Fire Away – ADA Questions

Before this collection, I hadn’t given much thought to a student with disabilities’ rights at a postsecondary institution. My knowledge of disability legislation was limited to its role in the PreK-12 world since that’s where I’m employed. I’ve seen all the accommodation notes on the course syllabi, and I guess I just assumed that the disability services from the secondary system extended to postsecondary as well. But this isn’t necessarily the case, even if some of the accommodations look familiar. I looked into this transition from high school to college a little further with these sites, Differences Between Secondary and Postsecondary Education and Students with Disabilities Preparing for Postsecondary Education, but I still have a couple questions:

  1. How, and how well, does this work? What kind of preventative measures are in place so that students with disabilities don’t fall between the cracks as they transition from high school to college? How do we go from IDEA where the parent is the most powerful advocate to the student stepping into that role? Who prepares them to self-advocate? What kinds of numbers do we see for ADA student retention rate at universities?
  2. Why does the definition of “unreasonable” change in this transition? Secondary teachers are often asked to modify the essential requirements/fundamental nature of a course for special education students, but postsecondary professor are not required to do the same. I can’t decide if I think this makes high school look like they are just trying to push kids through, or if it makes universities look like hard-asses. Is there more to this than just one is required and the other is voluntary? For some reason, this issue struck a nerve in me. What about when you’re teaching an AP class (or an actually college class) to high schoolers and they are earning college credit? They would still be covered under IDEA, but how much modification is permissable when successful completion of the course represents work done at an academically higher level?
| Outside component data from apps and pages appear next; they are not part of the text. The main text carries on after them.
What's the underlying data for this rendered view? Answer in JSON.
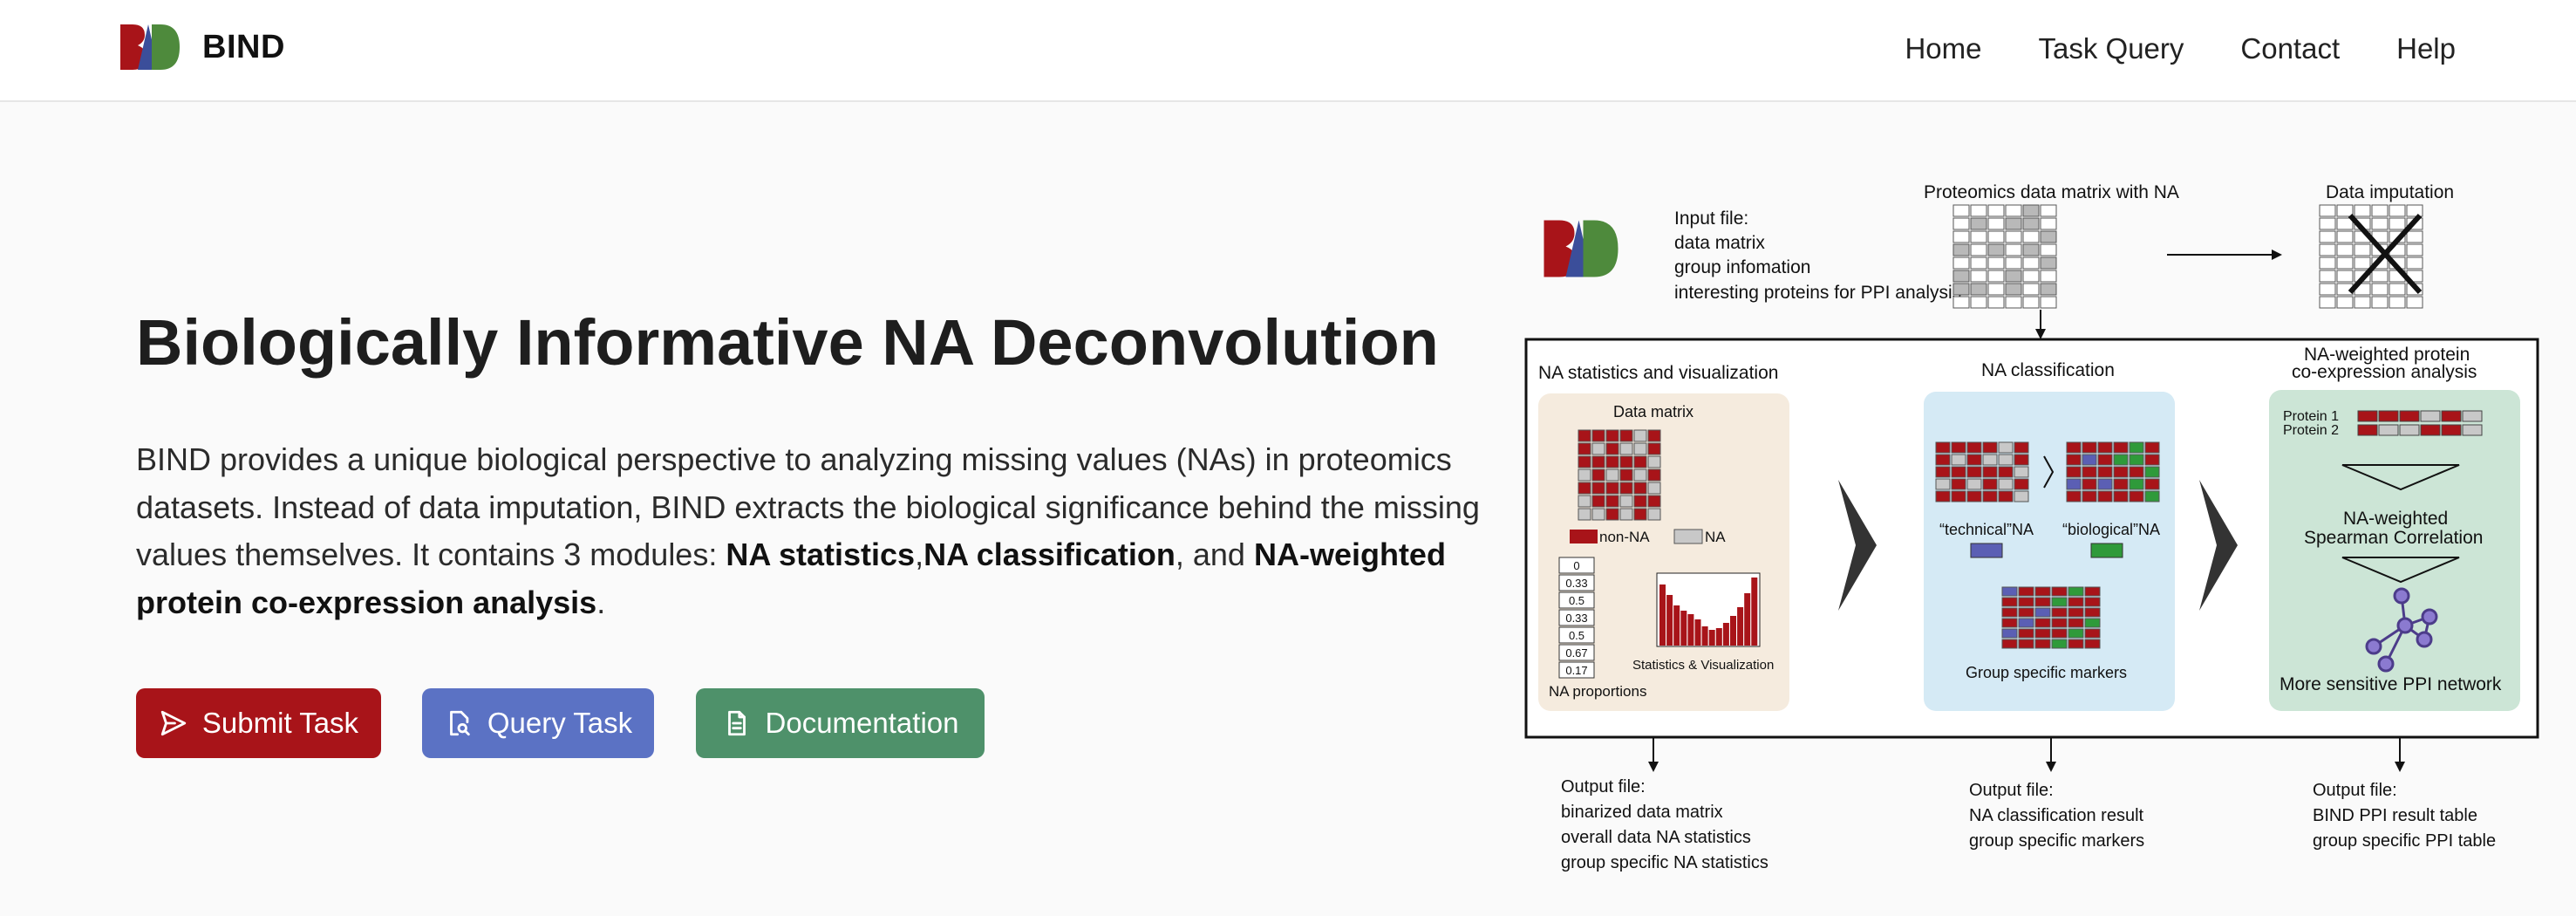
{
  "app": {
    "brand": "BIND"
  },
  "nav": {
    "home": "Home",
    "task_query": "Task Query",
    "contact": "Contact",
    "help": "Help"
  },
  "hero": {
    "title": "Biologically Informative NA Deconvolution",
    "desc_intro": "BIND provides a unique biological perspective to analyzing missing values (NAs) in proteomics datasets. Instead of data imputation, BIND extracts the biological significance behind the missing values themselves. It contains 3 modules: ",
    "module1": "NA statistics",
    "sep1": ",",
    "module2": "NA classification",
    "sep2": ", and ",
    "module3": "NA-weighted protein co-expression analysis",
    "desc_end": "."
  },
  "buttons": {
    "submit": "Submit Task",
    "query": "Query Task",
    "documentation": "Documentation"
  },
  "icons": {
    "submit": "send-icon",
    "query": "file-search-icon",
    "documentation": "file-text-icon"
  },
  "colors": {
    "brand_red": "#a81419",
    "brand_blue": "#3b4e9a",
    "brand_green": "#4e8a3c",
    "submit": "#a81419",
    "query": "#5b72c4",
    "documentation": "#4e916a"
  },
  "diagram": {
    "input_label": "Input file:",
    "input_lines": [
      "data matrix",
      "group infomation",
      "interesting proteins for PPI analysis"
    ],
    "proteomics_title": "Proteomics data matrix with NA",
    "imputation_title": "Data imputation",
    "m1_title": "NA statistics and visualization",
    "m1_data_matrix": "Data matrix",
    "m1_legend_nonna": "non-NA",
    "m1_legend_na": "NA",
    "m1_proportions": [
      "0",
      "0.33",
      "0.5",
      "0.33",
      "0.5",
      "0.67",
      "0.17"
    ],
    "m1_stats": "Statistics & Visualization",
    "m1_na_proportions": "NA proportions",
    "m2_title": "NA classification",
    "m2_technical": "“technical”NA",
    "m2_biological": "“biological”NA",
    "m2_markers": "Group specific markers",
    "m3_title_1": "NA-weighted protein",
    "m3_title_2": "co-expression analysis",
    "m3_protein1": "Protein 1",
    "m3_protein2": "Protein 2",
    "m3_corr_1": "NA-weighted",
    "m3_corr_2": "Spearman Correlation",
    "m3_network": "More sensitive PPI network",
    "out1": [
      "Output file:",
      "binarized data matrix",
      "overall data NA statistics",
      "group specific NA statistics"
    ],
    "out2": [
      "Output file:",
      "NA classification result",
      "group specific markers"
    ],
    "out3": [
      "Output file:",
      "BIND PPI result table",
      "group specific PPI table"
    ]
  }
}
My third question kind of bounces back to the end of my “Exploring the ADA” project. We can adequately provide for students with disabilities at the school I work at, but only to a certain extent. Students with severe disabilities are bussed to a larger school an hour away to receive the support they need. I ask a few other questions in my write up about balancing financial hardship of the district with the hardship endured by a student with disabilities having to commute outside of their community, but I realize that there are still resources available for those students, which certainly isn’t the case for most of Alaska.

      3. How do these disability rights laws work when it seems close to impossible           to support a student with severe disabilities in a rural/isolated location?                  How do village schools in Alaska support these students? Is there money                           specifically set aside to support necessary accommodations or new special                       education hires? Are students ever removed from their community because the                   school is unable to meet their educational needs?

One thought on “Fire Away – ADA Questions

  1. Your Question 2: Secondary teachers are often asked to modify the essential requirements/fundamental nature of a course for special education students, but postsecondary professor are not required to do the same.

    I am not sure I have the answer. Well, I am pretty positive I don’t 🙂 But after reading tons on the subject it seems to me it goes back to IDEA age requirements and the fact that most of the IDEA kids (lets be blunt here) do not make it to college. IDEA is definitely more strict then Section 504 and those two have specifically different agendas. 504 is broader and is targeted towards just access. IDEA is much narrower and is targeted towards student completion (the idealistic me almost said success).

    In my 10+ years of teaching in higher ed settings I only had 3 students with disabilities. Many higher ed instructors go through their entire careers never having a single student with disabilities. I am not sure it is because IDEA is not doing its job and you are absolutely right, maybe because they are just trying to push kids through. Or because there isn’t enough support on college level for those kids so they either drop out early or don’t go to college at all. One thing for sure though, it is not because universities are hard-asses. It is quiet the opposite — universities are not hard-asses enough about disabled student success and support.